The beaches of Islip Town and all the beaches of Fire Island National Park are closed for at least the day following the attack.

  PHOTO: A staircase descends to Ocean Beach at Fire Island, NY, in this undated photo Judie Long / Newscom
A staircase descends to Ocean Beach at Fire Island, NY, in this undated photo [19659012] Further west and a few hours after the two attacks, bathers were evacuated from the waters of Robert Moses State Park and Jones Beach after a rescuer spotted a shark.

According to George Gorman, deputy regional director of the National Board of Parks, Recreation and Preservation of Long Island Historical Monuments, state police sent a drone into the air to search for sharks in the waters.

Swimmers were allowed to return to the water after the lifeguard's observation was confirmed as a sandbank shark. The gray shark is considered a relatively benign shark, which feeds on fish, crabs and rays – and is not known to attack humans.

Carpenter, the supervisor of the town of Islip, said that a mid summer reminder was in order for beach lovers from the south shore.

"We see this as an opportunity to remind everyone that the water is beautiful – it's beautiful here on the south shore of Long Island, but treacherous."

"So you have to be careful at all times."

A shark expert said that the bites were definitely a shark.

George Burgess, director of the International Shark Attack File maintained by the Florida Museum of Natural History, told ABC News that the bites were "definitely" from a shark.

Burgess says that the size and shape of the bites, and the tooth embedded in the leg of a victim, indicate that the shark is either a small shark of a larger species, or a species of small size.

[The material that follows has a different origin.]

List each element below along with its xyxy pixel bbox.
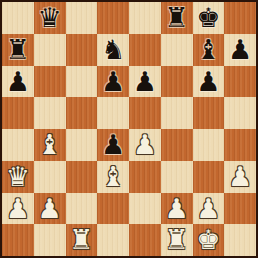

He said that he was unlikely to be a great white shark, as such a shark would probably have caused much more serious injuries, and the victims might not have been able to walk around after.

He said, however, that he would need to look at a better picture of the tooth to be able to make accurate assessments.

Attacks occur just days before the July 22 launch of Discovery Channel's annual "Shark Week" marathon, now in its 30th year.